NIST provides human genome reference materials to help laboratories using the latest fast, inexpensive gene sequencers determine the accuracy of their equipment, DNA processing and data analysis. The U.S. Food and Drug Administration used this reference material to approve one of the first commercially available, next-generation DNA sequencers for clinical use, making precision medicine more accessible.
NIST introduced the world’s first human genome reference material for next-generation gene sequencers in 2015. This genome was sequenced more than a dozen times by laboratories using different technologies, processing protocols and data analysis techniques. By testing the genome so many times, NIST made sure the sequence was accurate enough to be used as a benchmarking tool for medical and research labs.

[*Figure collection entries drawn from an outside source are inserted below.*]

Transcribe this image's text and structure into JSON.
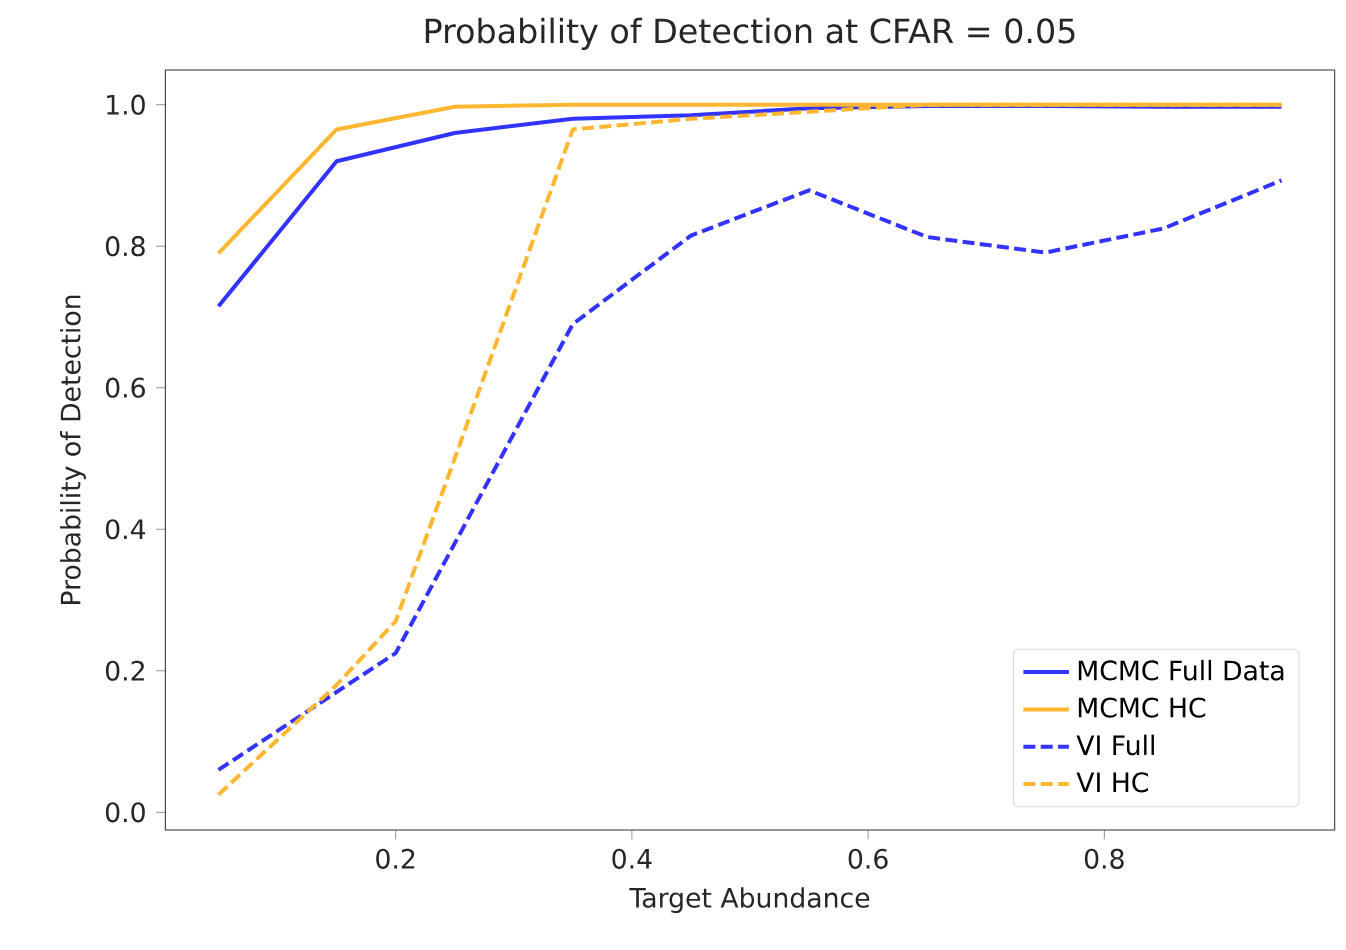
{
  "chart_data": {
    "type": "line",
    "title": "Probability of Detection at CFAR = 0.05",
    "xlabel": "Target Abundance",
    "ylabel": "Probability of Detection",
    "xlim": [
      0.005,
      0.995
    ],
    "ylim": [
      -0.025,
      1.049
    ],
    "xticks": [
      0.2,
      0.4,
      0.6,
      0.8
    ],
    "yticks": [
      {
        "value": 0,
        "label": "0.0"
      },
      0.2,
      0.4,
      0.6,
      0.8,
      {
        "value": 1,
        "label": "1.0"
      }
    ],
    "legend": "bottom right",
    "grid": false,
    "series": [
      {
        "name": "MCMC Full Data",
        "color": "#3333ff",
        "line_style": "solid",
        "x": [
          0.05,
          0.15,
          0.25,
          0.35,
          0.45,
          0.55,
          0.65,
          0.75,
          0.85,
          0.95
        ],
        "values": [
          0.715,
          0.92,
          0.96,
          0.98,
          0.985,
          0.995,
          0.998,
          0.998,
          0.997,
          0.997
        ]
      },
      {
        "name": "MCMC HC",
        "color": "#ffb732",
        "line_style": "solid",
        "x": [
          0.05,
          0.15,
          0.25,
          0.35,
          0.45,
          0.55,
          0.65,
          0.75,
          0.85,
          0.95
        ],
        "values": [
          0.79,
          0.965,
          0.997,
          1.0,
          1.0,
          1.0,
          1.0,
          1.0,
          1.0,
          1.0
        ]
      },
      {
        "name": "VI Full",
        "color": "#3333ff",
        "line_style": "dashed",
        "x": [
          0.05,
          0.15,
          0.2,
          0.25,
          0.35,
          0.45,
          0.55,
          0.65,
          0.75,
          0.85,
          0.95
        ],
        "values": [
          0.06,
          0.17,
          0.225,
          0.38,
          0.69,
          0.815,
          0.879,
          0.813,
          0.791,
          0.825,
          0.893
        ]
      },
      {
        "name": "VI HC",
        "color": "#ffb732",
        "line_style": "dashed",
        "x": [
          0.05,
          0.15,
          0.2,
          0.25,
          0.35,
          0.45,
          0.55,
          0.65,
          0.75,
          0.85,
          0.95
        ],
        "values": [
          0.025,
          0.18,
          0.27,
          0.5,
          0.965,
          0.98,
          0.99,
          1.0,
          1.0,
          1.0,
          1.0
        ]
      }
    ]
  }
}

NIST began this work at the request of gene sequencing market leaders, now members of the NIST-hosted Genome in a Bottle Consortium. NIST now offers three additional human genome reference materials to help testing laboratories assess their ability to measure genetic links within families and compare genes from people with different lineages. These reference materials also give companies reliable data to guide innovation in hardware, software and clinical research.